Hall and Tavares progressed basically as you could have expected based on draft pedigree and solid rookie seasons, and Landeskog seems to have been dealing with an injury which led to a slight decline in production combined with playing on a pretty terrible Avalanche team. Yakupov had the greatest drop off and as a result has Edmonton media and fans alike calling Yakupov a potential flop already. This is an outrageous statement to make at this point of his career even with his drop-off in production.
Yakupov’s drop off in production could be a factor of many different things; he had a new Head Coach in Dallas Eakins who seemingly employed a higher merit system in terms of ice time and powerplay time (at least in relation to Yakupov); Eakins was also heavy on teaching Yakupov the finer aspects of the game (which is great, and if Yak can make some adjustments will pay off in spades down the line) but this was not a focus from Kreuger in the lockout shortened season, this meant Yakupov was spending more time trying to improve his play defensively and more than likely lost some focus and confidence on the offensive side of the puck. Every error Yakupov made seemed to get him stapled to the bench, and from all reports I've heard/read Yakupov is a player that lives and dies on confidence and punishing him for every error likely resulted in a huge loss of confidence. His PPTOI% dropped from 43.2% to 38.5%, this is not a significant drop by any means, but we do know the Oilers struggled all season long on the powerplay, whether this is the players on the ice fault (unlikely based on years previous success and skill available to employ) or the systems employed by the coaching staff (far more likely), either way Yakupov struggled to produce with the man-advantage and as a result his P/GP took a hit.

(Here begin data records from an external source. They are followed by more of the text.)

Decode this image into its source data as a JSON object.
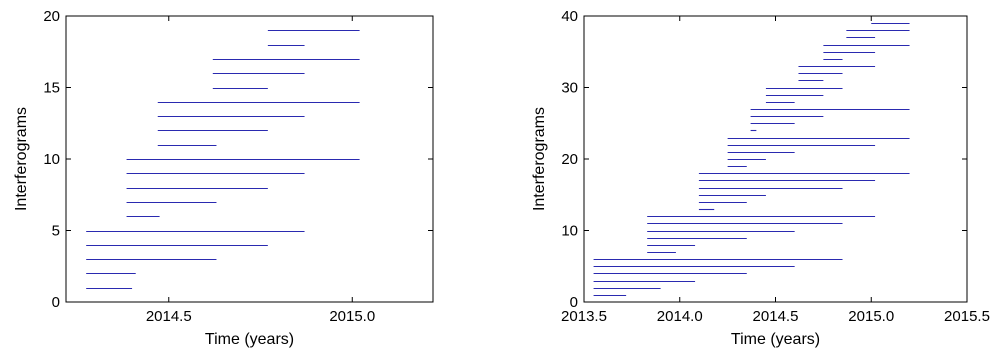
{
  "chart_data": [
    {
      "type": "interval",
      "title": "",
      "xlabel": "Time (years)",
      "ylabel": "Interferograms",
      "xlim": [
        2014.22,
        2015.22
      ],
      "ylim": [
        0,
        20
      ],
      "xticks": [
        2014.5,
        2015.0
      ],
      "xtick_labels": [
        "2014.5",
        "2015.0"
      ],
      "yticks": [
        0,
        5,
        10,
        15,
        20
      ],
      "ytick_labels": [
        "0",
        "5",
        "10",
        "15",
        "20"
      ],
      "grid": false,
      "line_color": "#2a2ab0",
      "intervals": [
        {
          "y": 1,
          "x0": 2014.275,
          "x1": 2014.4
        },
        {
          "y": 2,
          "x0": 2014.275,
          "x1": 2014.41
        },
        {
          "y": 3,
          "x0": 2014.275,
          "x1": 2014.63
        },
        {
          "y": 4,
          "x0": 2014.275,
          "x1": 2014.77
        },
        {
          "y": 5,
          "x0": 2014.275,
          "x1": 2014.87
        },
        {
          "y": 6,
          "x0": 2014.385,
          "x1": 2014.475
        },
        {
          "y": 7,
          "x0": 2014.385,
          "x1": 2014.63
        },
        {
          "y": 8,
          "x0": 2014.385,
          "x1": 2014.77
        },
        {
          "y": 9,
          "x0": 2014.385,
          "x1": 2014.87
        },
        {
          "y": 10,
          "x0": 2014.385,
          "x1": 2015.02
        },
        {
          "y": 11,
          "x0": 2014.47,
          "x1": 2014.63
        },
        {
          "y": 12,
          "x0": 2014.47,
          "x1": 2014.77
        },
        {
          "y": 13,
          "x0": 2014.47,
          "x1": 2014.87
        },
        {
          "y": 14,
          "x0": 2014.47,
          "x1": 2015.02
        },
        {
          "y": 15,
          "x0": 2014.62,
          "x1": 2014.77
        },
        {
          "y": 16,
          "x0": 2014.62,
          "x1": 2014.87
        },
        {
          "y": 17,
          "x0": 2014.62,
          "x1": 2015.02
        },
        {
          "y": 18,
          "x0": 2014.77,
          "x1": 2014.87
        },
        {
          "y": 19,
          "x0": 2014.77,
          "x1": 2015.02
        }
      ]
    },
    {
      "type": "interval",
      "title": "",
      "xlabel": "Time (years)",
      "ylabel": "Interferograms",
      "xlim": [
        2013.5,
        2015.5
      ],
      "ylim": [
        0,
        40
      ],
      "xticks": [
        2013.5,
        2014.0,
        2014.5,
        2015.0,
        2015.5
      ],
      "xtick_labels": [
        "2013.5",
        "2014.0",
        "2014.5",
        "2015.0",
        "2015.5"
      ],
      "yticks": [
        0,
        10,
        20,
        30,
        40
      ],
      "ytick_labels": [
        "0",
        "10",
        "20",
        "30",
        "40"
      ],
      "grid": false,
      "line_color": "#2a2ab0",
      "intervals": [
        {
          "y": 1,
          "x0": 2013.55,
          "x1": 2013.72
        },
        {
          "y": 2,
          "x0": 2013.55,
          "x1": 2013.9
        },
        {
          "y": 3,
          "x0": 2013.55,
          "x1": 2014.08
        },
        {
          "y": 4,
          "x0": 2013.55,
          "x1": 2014.35
        },
        {
          "y": 5,
          "x0": 2013.55,
          "x1": 2014.6
        },
        {
          "y": 6,
          "x0": 2013.55,
          "x1": 2014.85
        },
        {
          "y": 7,
          "x0": 2013.83,
          "x1": 2013.98
        },
        {
          "y": 8,
          "x0": 2013.83,
          "x1": 2014.08
        },
        {
          "y": 9,
          "x0": 2013.83,
          "x1": 2014.35
        },
        {
          "y": 10,
          "x0": 2013.83,
          "x1": 2014.6
        },
        {
          "y": 11,
          "x0": 2013.83,
          "x1": 2014.85
        },
        {
          "y": 12,
          "x0": 2013.83,
          "x1": 2015.02
        },
        {
          "y": 13,
          "x0": 2014.1,
          "x1": 2014.18
        },
        {
          "y": 14,
          "x0": 2014.1,
          "x1": 2014.35
        },
        {
          "y": 15,
          "x0": 2014.1,
          "x1": 2014.45
        },
        {
          "y": 16,
          "x0": 2014.1,
          "x1": 2014.85
        },
        {
          "y": 17,
          "x0": 2014.1,
          "x1": 2015.02
        },
        {
          "y": 18,
          "x0": 2014.1,
          "x1": 2015.2
        },
        {
          "y": 19,
          "x0": 2014.25,
          "x1": 2014.35
        },
        {
          "y": 20,
          "x0": 2014.25,
          "x1": 2014.45
        },
        {
          "y": 21,
          "x0": 2014.25,
          "x1": 2014.6
        },
        {
          "y": 22,
          "x0": 2014.25,
          "x1": 2015.02
        },
        {
          "y": 23,
          "x0": 2014.25,
          "x1": 2015.2
        },
        {
          "y": 24,
          "x0": 2014.37,
          "x1": 2014.4
        },
        {
          "y": 25,
          "x0": 2014.37,
          "x1": 2014.6
        },
        {
          "y": 26,
          "x0": 2014.37,
          "x1": 2014.75
        },
        {
          "y": 27,
          "x0": 2014.37,
          "x1": 2015.2
        },
        {
          "y": 28,
          "x0": 2014.45,
          "x1": 2014.6
        },
        {
          "y": 29,
          "x0": 2014.45,
          "x1": 2014.75
        },
        {
          "y": 30,
          "x0": 2014.45,
          "x1": 2014.85
        },
        {
          "y": 31,
          "x0": 2014.62,
          "x1": 2014.75
        },
        {
          "y": 32,
          "x0": 2014.62,
          "x1": 2014.85
        },
        {
          "y": 33,
          "x0": 2014.62,
          "x1": 2015.02
        },
        {
          "y": 34,
          "x0": 2014.75,
          "x1": 2014.85
        },
        {
          "y": 35,
          "x0": 2014.75,
          "x1": 2015.02
        },
        {
          "y": 36,
          "x0": 2014.75,
          "x1": 2015.2
        },
        {
          "y": 37,
          "x0": 2014.87,
          "x1": 2015.02
        },
        {
          "y": 38,
          "x0": 2014.87,
          "x1": 2015.2
        },
        {
          "y": 39,
          "x0": 2015.0,
          "x1": 2015.2
        }
      ]
    }
  ]
}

This upcoming season is a make or break year for Yakupov as we all well know. He must make some significant strides defensively and offensively and he needs to get back to that offensive threat we witnessed in his rookie season. The hope is with some changes to the coaching staff surrounding Eakins that the message may get through to Yakupov coming from fresh voices. On top of this, the powerplay can be expected to have somewhat of a bounce back year with new coaches bringing fresh ideas to on-ice formations, which should benefit Yakupov. Finally an improved roster surrounding Yakupov should be very beneficial to his overall play. As it sits right now Yakupov is likely to lineup on a soft minute’s line with Pouliot and Leon the Rookie, and while it’s not ideal having Leon as a center in the NHL it is unfortunately a reality at this point in time. One thing is for sure, it will mean sheltered minutes and great zone starts for Yak and Leon, which combined with Pouliots very impressive puck possession history should result in more offensive opportunities for Yakupov to unleash his deadly shot on net.
Tying it All Together
I think it is reasonable to expect Yakupov to have a bounce back year. The sophomore slump seems to have hit our boy hard, but there were extenuating circumstances that no doubt contributed to his decline in play and production (maybe even a little overconfidence coming off his great finish in 2012-13). With a fresh season upon us, some new voices behind the bench, some new teammates and hopefully an improved powerplay, the only thing holding Yakupov back from a bounce back season is Yakupov himself. Maybe I am an optimist, but I will bet on the “enigmatic” young Russian to come into the 2014-15 season mentally prepared, enthusiastic and hungry to have a significant impact while making some significant strides in all areas of his game.